Over two months into Joe Biden‘s presidency, the national debt has grown to about $28.1 trillion, a record high, according to Treasury Department data as of April 6.
The public debt outstanding comprises both public debt and intragovernmental holdings. Over two-thirds of the whole debt is held from the public. The national debt was 28 trillion on March 1.
Also in March, the Congressional Budget Office (CBO) reported that the debt-to-GDP ratio is projected to increase to 102 percent by the end of 2021. By the end of 2020, the ratio had risen over 100 percent. This ratio compares a country’s debt to its entire economic output for the year, as measured by gross national product. The ratio indicates how powerful a nation’s market is and how probable it is to repay its debts.
The CBO also forecasts the federal budget deficit will reach $2.3 trillion in 2021. At 10.3 percentage of the GDP, the shortage 2021 are the second biggest since 1945. Before the pandemic, the fiscal year 2020 deficit was estimated to be $1.1 trillion.
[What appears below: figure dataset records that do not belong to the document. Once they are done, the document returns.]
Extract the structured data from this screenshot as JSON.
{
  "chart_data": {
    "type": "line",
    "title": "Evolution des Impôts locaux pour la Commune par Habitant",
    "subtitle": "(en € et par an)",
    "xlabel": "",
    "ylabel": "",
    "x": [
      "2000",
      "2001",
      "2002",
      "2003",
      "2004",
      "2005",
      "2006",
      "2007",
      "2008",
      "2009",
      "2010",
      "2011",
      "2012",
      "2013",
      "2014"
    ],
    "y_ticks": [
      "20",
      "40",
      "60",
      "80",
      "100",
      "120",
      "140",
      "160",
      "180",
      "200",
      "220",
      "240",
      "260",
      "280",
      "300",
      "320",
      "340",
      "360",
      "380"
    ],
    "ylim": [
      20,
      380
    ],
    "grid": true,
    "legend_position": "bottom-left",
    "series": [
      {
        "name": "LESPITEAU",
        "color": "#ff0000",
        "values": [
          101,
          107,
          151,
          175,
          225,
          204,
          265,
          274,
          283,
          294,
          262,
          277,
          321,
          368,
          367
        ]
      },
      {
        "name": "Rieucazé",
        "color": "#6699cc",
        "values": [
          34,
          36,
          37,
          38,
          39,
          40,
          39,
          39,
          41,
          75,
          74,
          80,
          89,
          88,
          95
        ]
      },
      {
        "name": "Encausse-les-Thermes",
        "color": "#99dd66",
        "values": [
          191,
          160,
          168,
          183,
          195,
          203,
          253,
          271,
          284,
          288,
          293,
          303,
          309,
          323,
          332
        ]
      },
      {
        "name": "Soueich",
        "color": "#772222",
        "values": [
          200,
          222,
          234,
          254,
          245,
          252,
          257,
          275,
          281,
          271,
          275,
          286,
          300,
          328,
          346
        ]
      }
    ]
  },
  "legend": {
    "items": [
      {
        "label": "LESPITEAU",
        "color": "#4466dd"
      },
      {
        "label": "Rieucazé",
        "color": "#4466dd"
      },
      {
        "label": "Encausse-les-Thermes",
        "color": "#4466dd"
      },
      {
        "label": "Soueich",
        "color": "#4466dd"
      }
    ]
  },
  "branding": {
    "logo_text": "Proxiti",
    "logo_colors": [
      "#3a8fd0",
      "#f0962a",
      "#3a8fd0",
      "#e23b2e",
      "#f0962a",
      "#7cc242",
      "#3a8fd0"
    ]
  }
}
The CBO also said the shortage has widened significantly as a result of the economic disruption caused by the coronavirus pandemic as well as the national legislation enacted in reaction. Last March, Congress passed a landmark $1.9 trillion economic relief invoice.
As COVID-19 vaccinations decrease the spread of the virus and states facilitate restrictions to start up their economies, the CBO expects real GDP, that is adjusted for inflation, to grow by 3.7 percent in 2021.
In a testimony before a Senate panel in the end of March, Treasury Secretary Janet Yellen stated she believes the U.S. is able to spend trillions in projects intended to boost productivity, even with the federal debt exceeding historic highs, according to The Hill.
Yellen previously expressed concern in 2017 as soon as the debt-to-GDP ratio reached about 75 percent. According to the World Bank, when the debt-to-GDP ratio exceeds 77 percentage, economic growth slows. Now, as that ratio has increased, the country has more room to spend, Yellen said.
“My views on the amount of fiscal space that the United States [has], I would say, have changed somewhat since 2017,” Yellen said. “Interest payments on that debt relative to GDP have not gone up at all, and so I think that’s a more meaningful metric of the burden of the debt on society and on the federal finances.”